So it's finally starting to look and feel like fall around here. It's been cold for awhile at night and in the early morning, but mid 70s by early afternoon, but now the leaves have changed colors and are strewing themselves all over. Particularly in the pool that we never have used. I kind of love it. I also kind of hate it because it starts getting dark around 4:30 and I know it's only going to get darker earlier and earlier until the winter solstice. I've been doing a lot of photography lately, cause that's kind of my job and all. I kind of love it. Sometimes it's very hard though. The end. (I can't believe I made this about the weather. Snooze fest.)
I don't write about deep things here much because I like lots of things and I have add and it's easy to skim the surface and you can tell I like easy based on the frequency of my updates lately. But I wanted to write this even though it's difficult.
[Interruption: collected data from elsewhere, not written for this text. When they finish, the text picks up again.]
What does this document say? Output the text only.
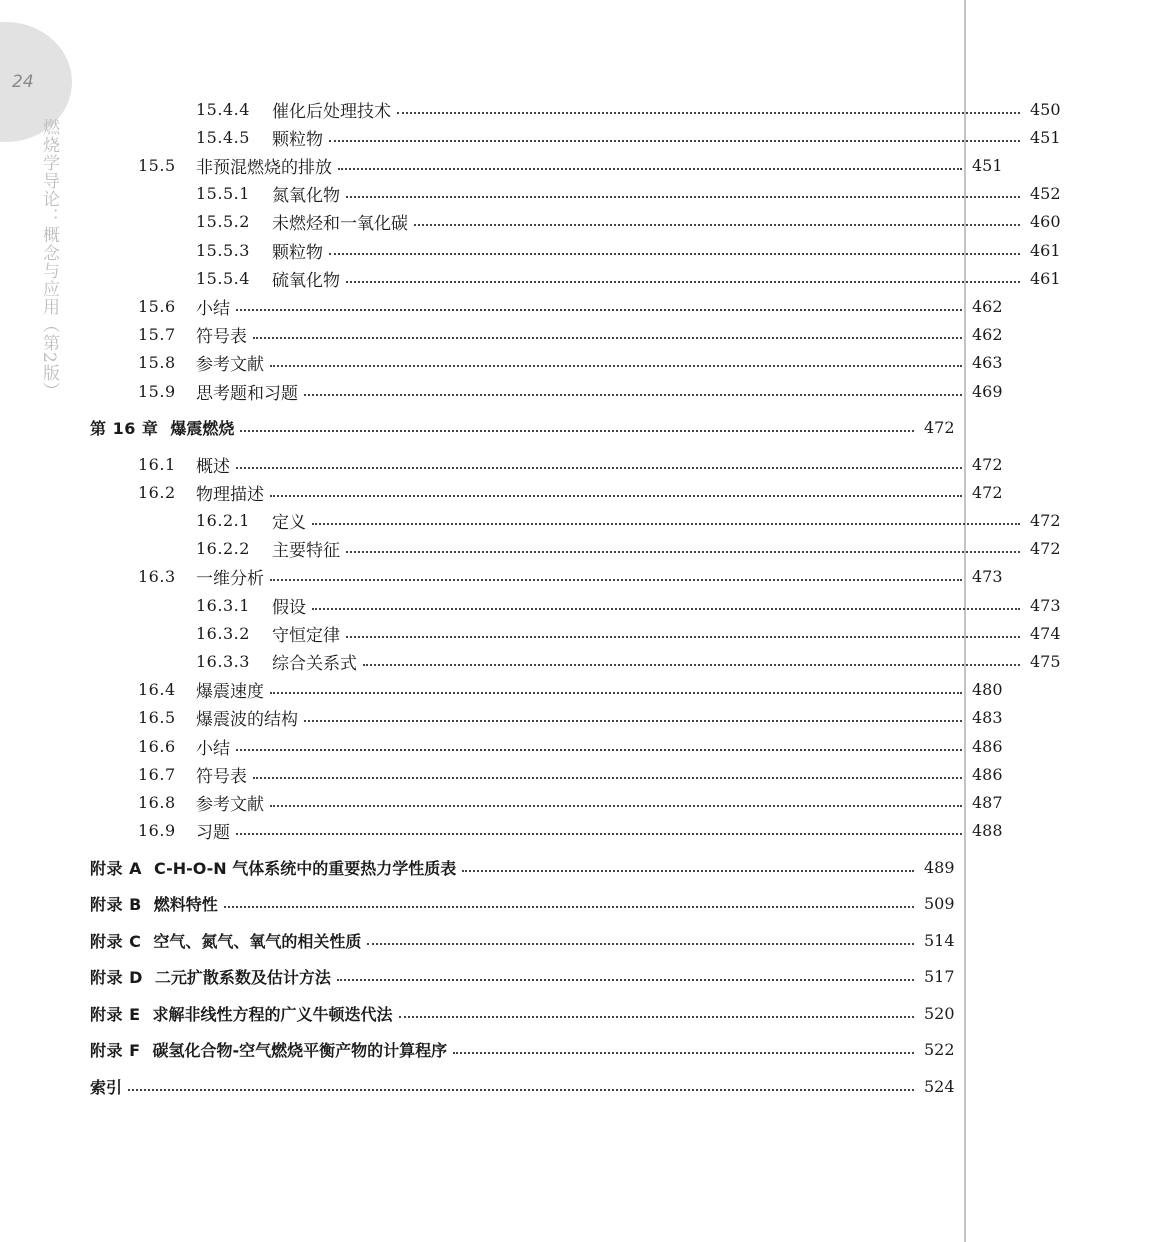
24
燃烧学导论：概念与应用（第2版）
15.4.4	催化后处理技术	450
15.4.5	颗粒物	451
15.5	非预混燃烧的排放	451
15.5.1	氮氧化物	452
15.5.2	未燃烃和一氧化碳	460
15.5.3	颗粒物	461
15.5.4	硫氧化物	461
15.6	小结	462
15.7	符号表	462
15.8	参考文献	463
15.9	思考题和习题	469
第 16 章 爆震燃烧	472
16.1	概述	472
16.2	物理描述	472
16.2.1	定义	472
16.2.2	主要特征	472
16.3	一维分析	473
16.3.1	假设	473
16.3.2	守恒定律	474
16.3.3	综合关系式	475
16.4	爆震速度	480
16.5	爆震波的结构	483
16.6	小结	486
16.7	符号表	486
16.8	参考文献	487
16.9	习题	488
附录 A C-H-O-N 气体系统中的重要热力学性质表	489
附录 B 燃料特性	509
附录 C 空气、氮气、氧气的相关性质	514
附录 D 二元扩散系数及估计方法	517
附录 E 求解非线性方程的广义牛顿迭代法	520
附录 F 碳氢化合物-空气燃烧平衡产物的计算程序	522
索引	524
First off, I'm a member of the Church of Jesus Christ of Latter-day Saints. A mormon. (Cue big gasp.) Not really a huge shocker, but I don't write about it a ton so I thought I should at least put it out there. Lately, there's been a lot of groups within the church. Some want to be ordained to the priesthood of God. Others think that these people are stupid, selfish, comical, deluded, etc. I'm in neither camp really. If the Lord would like women to have the priesthood I'll take it, but if not I won't stomp on and belittle those who ask/plead/call for it. Nothing gets my gumption up more than a minority group being ridiculed, told to stay in their place, leave, or just shut up in more words than that. I don't believe in same gender marriage, but if someone tried to stop or hurt someone for doing so I think I would stand between them. I don't know all the feelings or rhetoric of either group, although the loudest of the naysayers make me cringe to be associated with them. Regardless, I believe in the gospel of Jesus Christ. I believe that the Church of Jesus Christ of Latter-day Saints is His church populated by his imperfect, yet striving people. I am one of them.